My Library Is Deep, As Are My Archives

Brian J., you ask, why do you keep everything like you do, especially books, pamphlets, and some ephemera (but not as much as Lileks)?

Because someday I might need it. For research.

Of course, when I was young, I imagined it would be for important works of literature that would speak to readers about the journey of man from life to death and the struggle for meaning along the way. But that was back in the 20th century. Now I know better, of course, and my 21st century sights are set more along the lines of After civilization collapses, my physical books will be the things that brings Man out of his new Dark Age, and by that I mean the bastard that shoots me down will warm himself for several days by burning my tomes.

Aside from that, though, I do go to the books now and then.

A couple months back, I sought something by Raymond Chandler, and I wanted to confirm the verbiage in one of his quotes. The Internet provided the quote, and then the Internet provided the essay with the same name as the source of the quote, but not the quote. So I said, hey, I bet I have that in my collection, and I hit the library, so I discovered that the quote came from an introduction to a book with the same name as the leading essay. Confirmed, and I didn’t have to hit the library to find it.

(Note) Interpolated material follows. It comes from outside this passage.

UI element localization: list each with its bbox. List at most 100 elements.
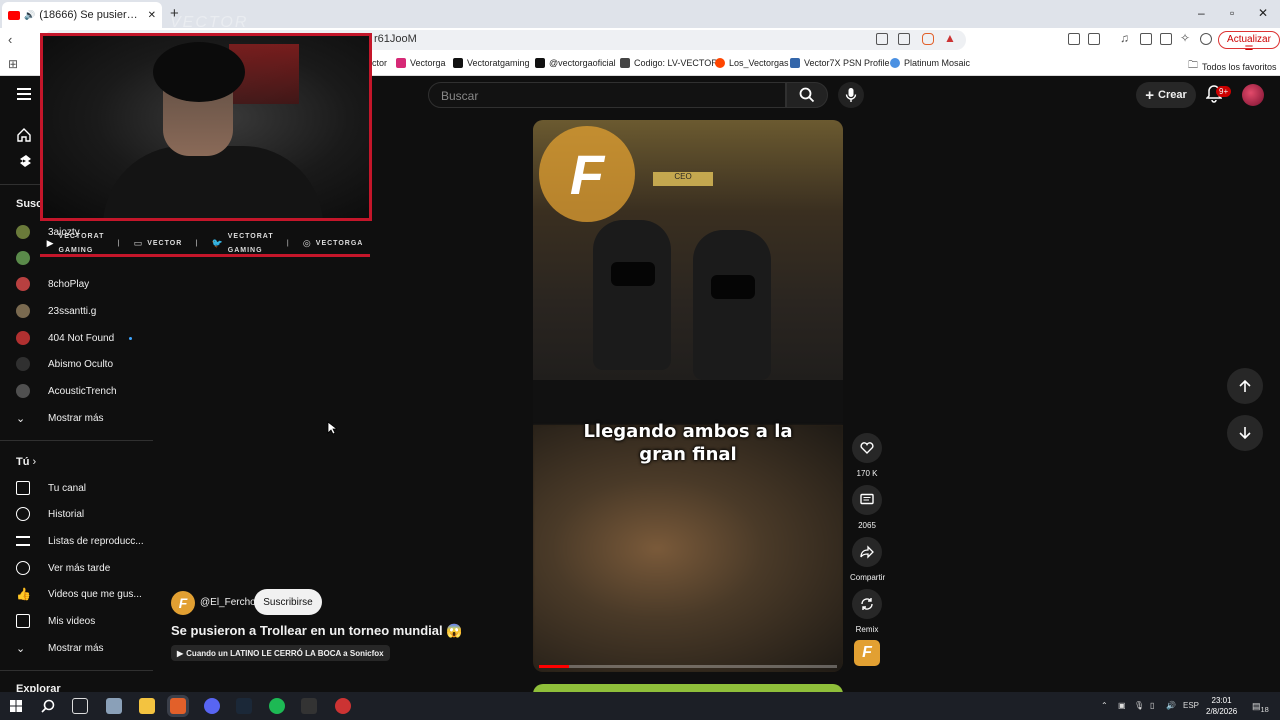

So I had a quip in mind, a bon mot as it were, but I needed just that bit of info. You see, one of the (well, a pair of the) get-rich-quick-with-some-work-and-luck-but-come-to-our-seminar-and-find-out-how-much-but-not-before-paying-us groups is running radio ads about flipping houses here in Springfield. So I turned the word flipping on its head into its judo sense of the word, and I had the bon mot.

Except for the final punchline, which required me to come up with a particular martial arts move. Not a flip or throw, but a lock (ha ha! Because I cannot sell my house in Old Trees, you see, and I’ve been at Nogglestead for three years now).

Twenty years ago, gentle reader (you child), I studied a little bit of bujitsu. You see, I knew if I wanted to be truly tough by the time I was in my middle thirties, I’d have to start right now and study for a number of years (about the same time, I started studying fencing). How much did I actually study? Not much. I went to the dojo a couple times a week for about four months. Maybe three. I never even bought the gi. Enough to barely remember the basic kata. Not enough to have advanced a belt. But enough to have the student handbook, which would provide me with the authentic information I needed.

The Missouri Bujinkan Dojo Handbook Cover

Now, I’d like to say my library is well-organized. It is, to some extent. But I could not instantly lay my hands upon this book only because it was not on the library shelves beside the tall reference material. It was in my personal mementoes stacks, amid the binders of play programs and school yearbooks that make up my personal archives.

But, in the end, I found it. And I could research from the comfort of my chair.

To produce not a work of enduring wit and importance, but rather a Facebook status that said:

Brian J. Noggle never flipped a house, but he did once get one into a Ura Gyaku wrist lock during a sparring match.

My life and its work has amounted to something, but you’ll need an electron microscope to see it.